Australian bond prices have risen after European Central Bank's (ECB) much anticipated immediate strong response to the region's debt crisis failed to materialise.
At 0830 AEST on Friday, the September 10-year bond futures contract was trading at 97.040 (implying a yield of 2.960 per cent), up from 96.940 (3.060 per cent) on Thursday.
The September three-year bond futures contract was at 97.530 (2.470 per cent), up from 97.390 (2.610 per cent).
The ECB and the Bank of England (BoE), at their separate policy meetings on Thursday night (AEST), both chose to take no immediate policy measures, apart from making a commitment to future action if need be.
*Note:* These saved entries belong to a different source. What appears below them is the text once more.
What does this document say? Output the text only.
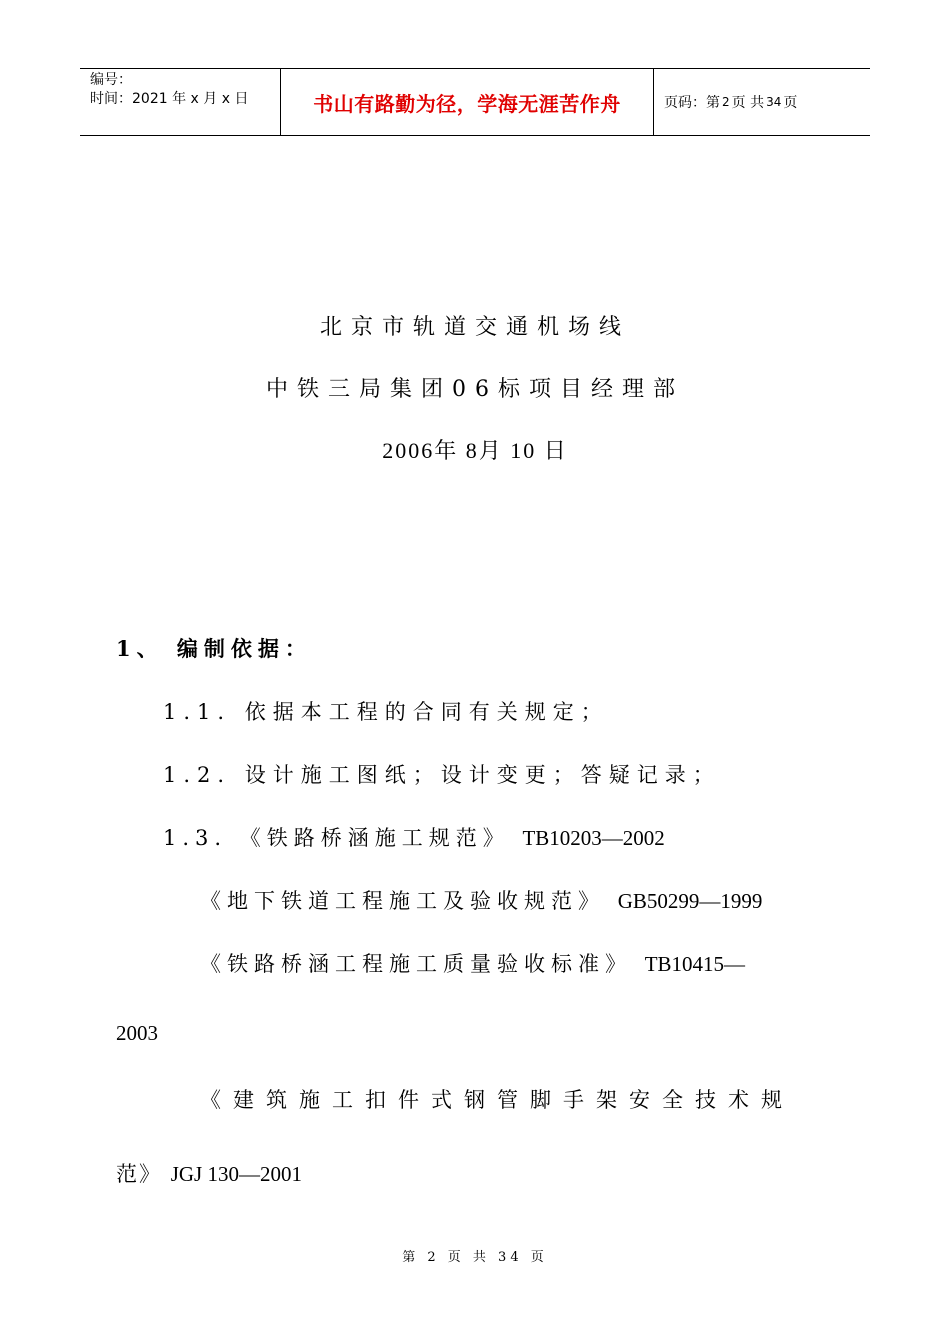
编号：
时间：2021 年 x 月 x 日	书山有路勤为径，学海无涯苦作舟	页码：第 2 页 共 34 页
北京市轨道交通机场线
中铁三局集团06标项目经理部
2006年 8月 10 日
1、 编制依据：
1.1. 依据本工程的合同有关规定；
1.2. 设计施工图纸；设计变更；答疑记录；
1.3. 《铁路桥涵施工规范》 TB10203—2002
《地下铁道工程施工及验收规范》 GB50299—1999
《铁路桥涵工程施工质量验收标准》 TB10415—
2003
《建筑施工扣件式钢管脚手架安全技术规
范》 JGJ 130—2001
第 2 页 共 34 页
Expectations for the ECB meeting increased last week when president Mario Draghi said he would do "whatever it takes" to protect the euro from the region's debt crisis.
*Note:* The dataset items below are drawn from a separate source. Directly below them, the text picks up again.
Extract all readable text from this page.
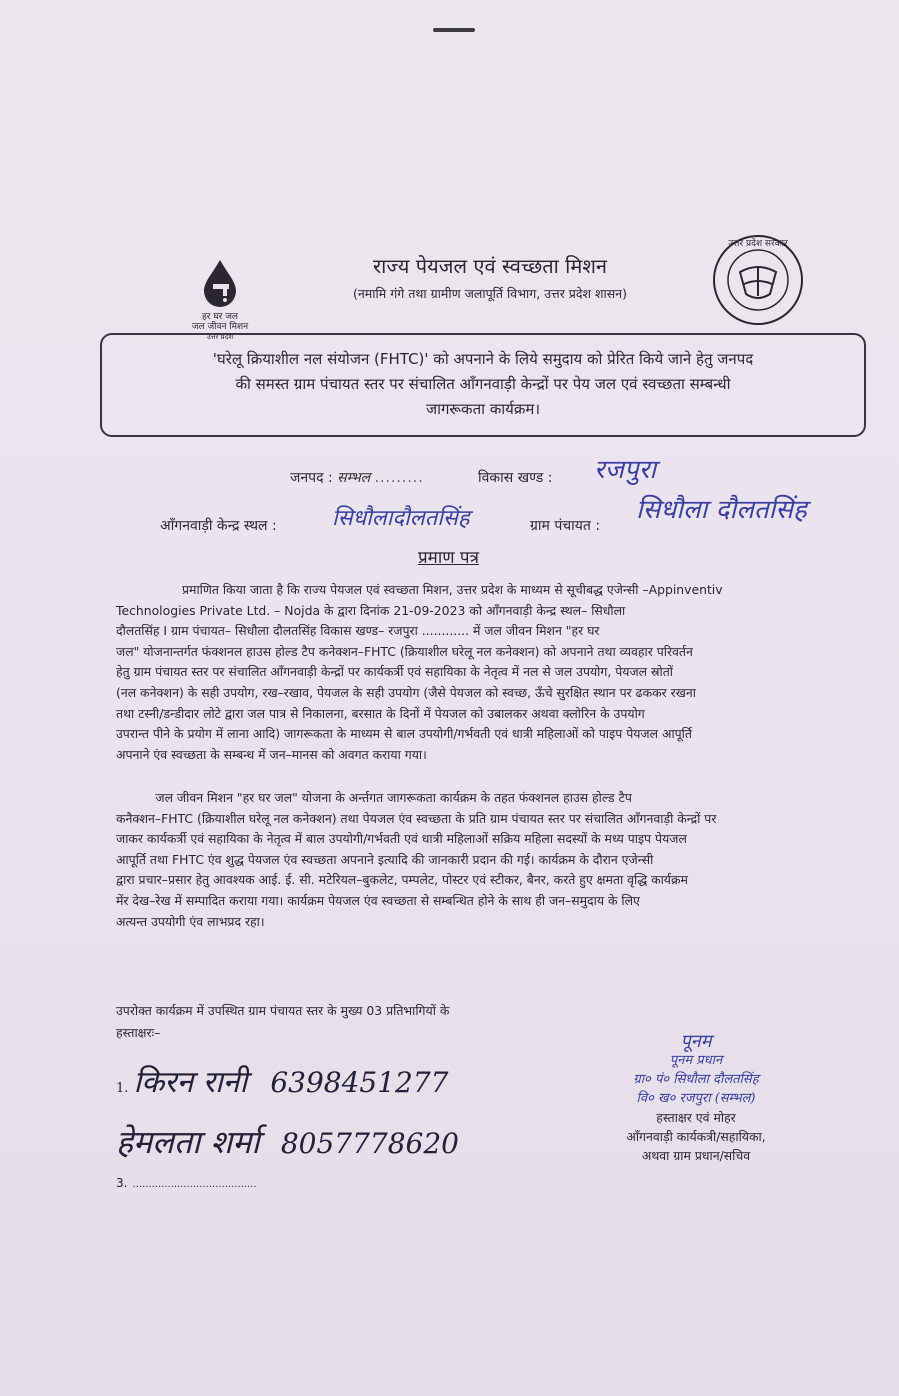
हर घर जल
जल जीवन मिशन
उत्तर प्रदेश
राज्य पेयजल एवं स्वच्छता मिशन
(नमामि गंगे तथा ग्रामीण जलापूर्ति विभाग, उत्तर प्रदेश शासन)
उत्तर प्रदेश सरकार
'घरेलू क्रियाशील नल संयोजन (FHTC)' को अपनाने के लिये समुदाय को प्रेरित किये जाने हेतु जनपद
की समस्त ग्राम पंचायत स्तर पर संचालित आँगनवाड़ी केन्द्रों पर पेय जल एवं स्वच्छता सम्बन्धी
जागरूकता कार्यक्रम।
जनपद : सम्भल .........	विकास खण्ड : रजपुरा
आँगनवाड़ी केन्द्र स्थल :	सिधौलादौलतसिंह	ग्राम पंचायत :
सिधौला दौलतसिंह
प्रमाण पत्र
प्रमाणित किया जाता है कि राज्य पेयजल एवं स्वच्छता मिशन, उत्तर प्रदेश के माध्यम से सूचीबद्ध एजेन्सी –Appinventiv
Technologies Private Ltd. – Nojda के द्वारा दिनांक 21-09-2023 को आँगनवाड़ी केन्द्र स्थल– सिधौला
दौलतसिंह I ग्राम पंचायत– सिधौला दौलतसिंह विकास खण्ड– रजपुरा ............ में जल जीवन मिशन "हर घर
जल" योजनान्तर्गत फंक्शनल हाउस होल्ड टैप कनेक्शन–FHTC (क्रियाशील घरेलू नल कनेक्शन) को अपनाने तथा व्यवहार परिवर्तन
हेतु ग्राम पंचायत स्तर पर संचालित आँगनवाड़ी केन्द्रों पर कार्यकर्त्री एवं सहायिका के नेतृत्व में नल से जल उपयोग, पेयजल स्रोतों
(नल कनेक्शन) के सही उपयोग, रख–रखाव, पेयजल के सही उपयोग (जैसे पेयजल को स्वच्छ, ऊँचे सुरक्षित स्थान पर ढककर रखना
तथा टस्नी/डन्डीदार लोटे द्वारा जल पात्र से निकालना, बरसात के दिनों में पेयजल को उबालकर अथवा क्लोरिन के उपयोग
उपरान्त पीने के प्रयोग में लाना आदि) जागरूकता के माध्यम से बाल उपयोगी/गर्भवती एवं धात्री महिलाओं को पाइप पेयजल आपूर्ति
अपनाने एंव स्वच्छता के सम्बन्ध में जन–मानस को अवगत कराया गया।
जल जीवन मिशन "हर घर जल" योजना के अर्न्तगत जागरूकता कार्यक्रम के तहत फंक्शनल हाउस होल्ड टैप
कनैक्शन–FHTC (क्रियाशील घरेलू नल कनेक्शन) तथा पेयजल एंव स्वच्छता के प्रति ग्राम पंचायत स्तर पर संचालित आँगनवाड़ी केन्द्रों पर
जाकर कार्यकर्त्री एवं सहायिका के नेतृत्व में बाल उपयोगी/गर्भवती एवं धात्री महिलाओं सक्रिय महिला सदस्यों के मध्य पाइप पेयजल
आपूर्ति तथा FHTC एंव शुद्ध पेयजल एंव स्वच्छता अपनाने इत्यादि की जानकारी प्रदान की गई। कार्यक्रम के दौरान एजेन्सी
द्वारा प्रचार–प्रसार हेतु आवश्यक आई. ई. सी. मटेरियल–बुकलेट, पम्पलेट, पोस्टर एवं स्टीकर, बैनर, करते हुए क्षमता वृद्धि कार्यक्रम
मेंर देख–रेख में सम्पादित कराया गया। कार्यक्रम पेयजल एंव स्वच्छता से सम्बन्धित होने के साथ ही जन–समुदाय के लिए
अत्यन्त उपयोगी एंव लाभप्रद रहा।
उपरोक्त कार्यक्रम में उपस्थित ग्राम पंचायत स्तर के मुख्य 03 प्रतिभागियों के
हस्ताक्षरः–
1. किरन रानी 6398451277
हेमलता शर्मा 8057778620
3. .......................................
पूनम
पूनम प्रधान
ग्रा० पं० सिधौला दौलतसिंह
वि० ख० रजपुरा (सम्भल)
हस्ताक्षर एवं मोहर
आँगनवाड़ी कार्यकत्री/सहायिका,
अथवा ग्राम प्रधान/सचिव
One move that was expected was an ECB program of buying government bonds from debt crippled euro zone members to reduce bond yields and, therefore, government borrowing costs.
St George chief economist Hans Kunnen said the weak statements prompted a flow of funds to the Australian bond market.
"The ECB will not take immediate action to counter growing financial market tensions in Europe but again promised to engage in operations that would be of a size adequate to reach its objective," he said.
"Safe-haven bond markets saw an inflow of funds associated with the BoE and ECB announcements."
Markets will now watch for Friday night's release of US non-farm payrolls data for July, the key indicator for American employment growth.